MIAMI — The Florida Bar Foundation hopes its Everyone Counts initiative will lead to answers on just how many pro bono attorneys are needed and just how many people are representing themselves in court.
“There’s always talk about the need for pro bono attorneys, but how do we know there is a need, just because?” Ericka Garcia, the Foundation's director of pro bono partnerships, told the Florida Record. “We wanted to have the data to back this up and help guide us to the next step.”
Miami-Dade attorneys were set to find out for Everyone Counts Day on March 20 by visiting courthouses in the county to learn the needs of those who are representing themselves in court, WLRN reported.
The Foundation said on its website that Everyone Counts was the brainchild of Florida Bar Foundation board member Angela Vigil of Baker and Mackenzie in Miami, and it is believed to be the first project of its kind.
Garcia said the Foundation will analyze and review the data from the study to determine the appropriate next step. The results of the Everyone Counts data are expected to be released on April 20.
“If there is a large pool of self-represented litigants in Miami-Dade County that, based on the data, could have been more successful with their court cases by having a pro bono attorney — we hope it will highlight the need and encourage attorneys to take a pro bono case,” Garcia said.

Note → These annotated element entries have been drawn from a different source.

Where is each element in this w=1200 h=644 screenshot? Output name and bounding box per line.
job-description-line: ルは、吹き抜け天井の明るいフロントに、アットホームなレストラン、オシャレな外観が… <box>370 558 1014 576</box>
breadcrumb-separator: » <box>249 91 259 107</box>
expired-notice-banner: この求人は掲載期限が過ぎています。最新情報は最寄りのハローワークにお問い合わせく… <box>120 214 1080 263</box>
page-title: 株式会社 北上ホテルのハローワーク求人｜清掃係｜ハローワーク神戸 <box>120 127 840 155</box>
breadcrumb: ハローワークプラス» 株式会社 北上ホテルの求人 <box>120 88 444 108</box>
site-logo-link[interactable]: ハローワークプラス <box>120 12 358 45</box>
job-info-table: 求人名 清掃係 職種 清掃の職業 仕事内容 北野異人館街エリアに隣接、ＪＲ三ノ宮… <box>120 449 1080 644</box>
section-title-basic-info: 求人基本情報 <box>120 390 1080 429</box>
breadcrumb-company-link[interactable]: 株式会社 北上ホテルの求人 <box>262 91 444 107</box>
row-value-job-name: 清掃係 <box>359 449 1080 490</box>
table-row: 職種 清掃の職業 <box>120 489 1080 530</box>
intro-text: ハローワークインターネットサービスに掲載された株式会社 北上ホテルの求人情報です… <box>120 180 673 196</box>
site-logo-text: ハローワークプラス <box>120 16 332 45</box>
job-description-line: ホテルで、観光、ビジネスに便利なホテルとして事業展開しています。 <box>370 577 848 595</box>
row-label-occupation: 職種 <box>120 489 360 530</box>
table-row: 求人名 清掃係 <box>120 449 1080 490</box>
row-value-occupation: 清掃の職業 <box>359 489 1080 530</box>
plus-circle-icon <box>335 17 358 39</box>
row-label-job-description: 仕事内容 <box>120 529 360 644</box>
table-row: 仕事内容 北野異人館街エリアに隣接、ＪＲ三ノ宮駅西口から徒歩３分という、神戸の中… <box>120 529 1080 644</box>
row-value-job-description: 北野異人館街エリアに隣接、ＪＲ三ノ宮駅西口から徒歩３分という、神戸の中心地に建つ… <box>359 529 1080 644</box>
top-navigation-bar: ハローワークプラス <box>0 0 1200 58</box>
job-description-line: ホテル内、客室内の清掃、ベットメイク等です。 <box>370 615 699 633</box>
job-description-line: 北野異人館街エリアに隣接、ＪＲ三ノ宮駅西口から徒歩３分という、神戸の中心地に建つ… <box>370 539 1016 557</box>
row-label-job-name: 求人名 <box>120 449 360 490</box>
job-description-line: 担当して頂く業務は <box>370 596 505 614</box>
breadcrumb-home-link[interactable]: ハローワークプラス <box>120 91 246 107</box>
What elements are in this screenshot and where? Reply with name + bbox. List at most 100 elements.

To that end, Garcia said the Foundation has launched an interactive website, Florida Pro Bono Matters, which will be rolled out by the end of September.
Garcia said on the Foundation's website that the interactive website will allow attorneys interested in doing pro bono work to “filter and search for cases that suit their interests.”

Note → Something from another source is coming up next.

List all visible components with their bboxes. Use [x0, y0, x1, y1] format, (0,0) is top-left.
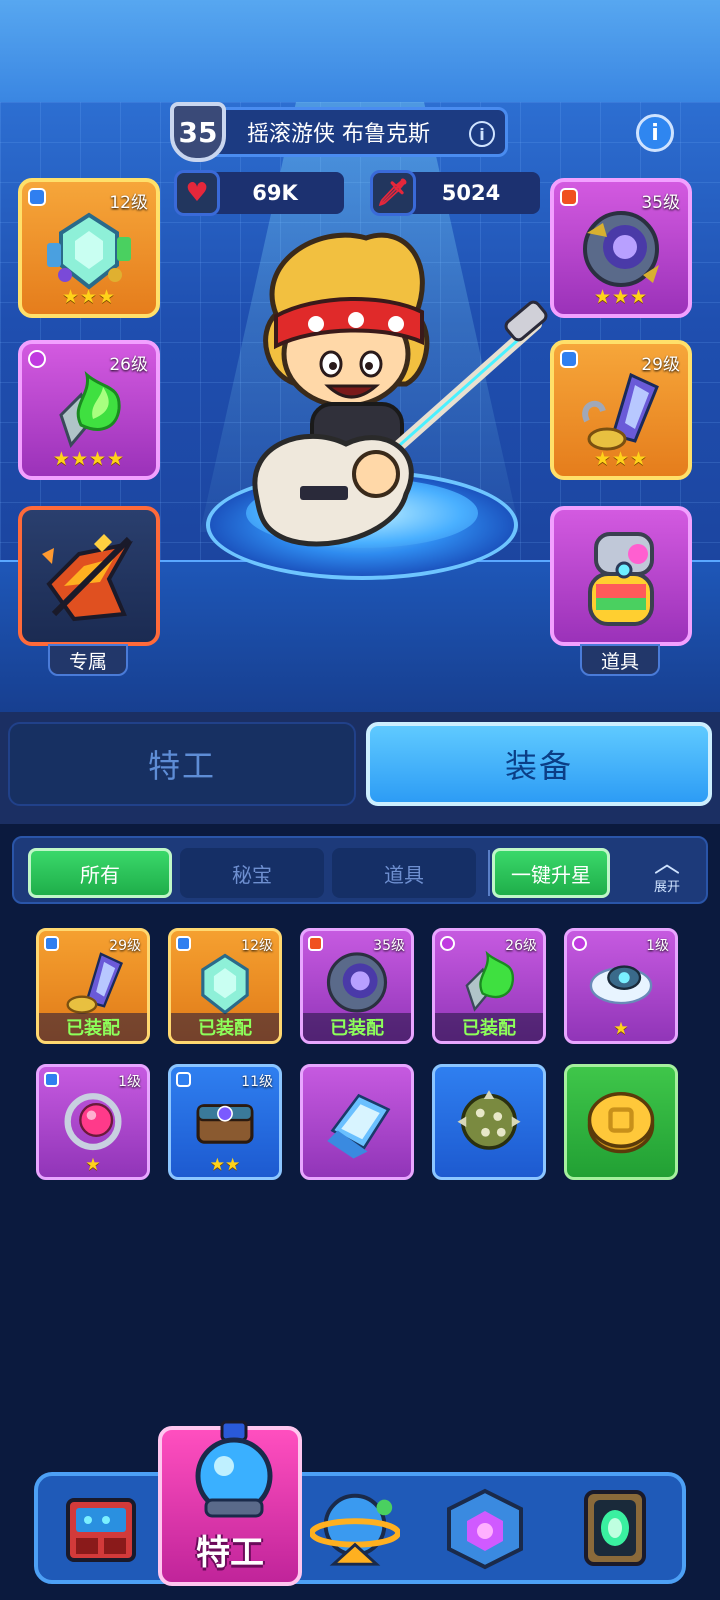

“Pro bono attorneys I’ve met with from across the state over the last year have all been telling me this is exactly the tool they want,” Garcia said. “It enables them to see in real time what pro bono cases are available and creates efficiencies for both the attorney and the legal aid organization.”
Legal Services of Greater Miami, Americans for Immigrant Justice, and CABA Pro Bono Legal Services will display cases on the site for which they need pro bono legal services. Most of Miami-Dade County’s pro bono programs are eventually expected to be part of the program.
Before the Everyone Counts data is analyzed, Garcia said it would be premature to say just what may be driving an increase in self-representation, but cost is likely a factor.
“The cost of hiring an attorney is out of reach for lots of Floridians,” she said.
Garcia said funding is down for low-income Floridians across the state. She also said some people feel that that they need an attorney to help them with their cases, such as in small-claims-court matters.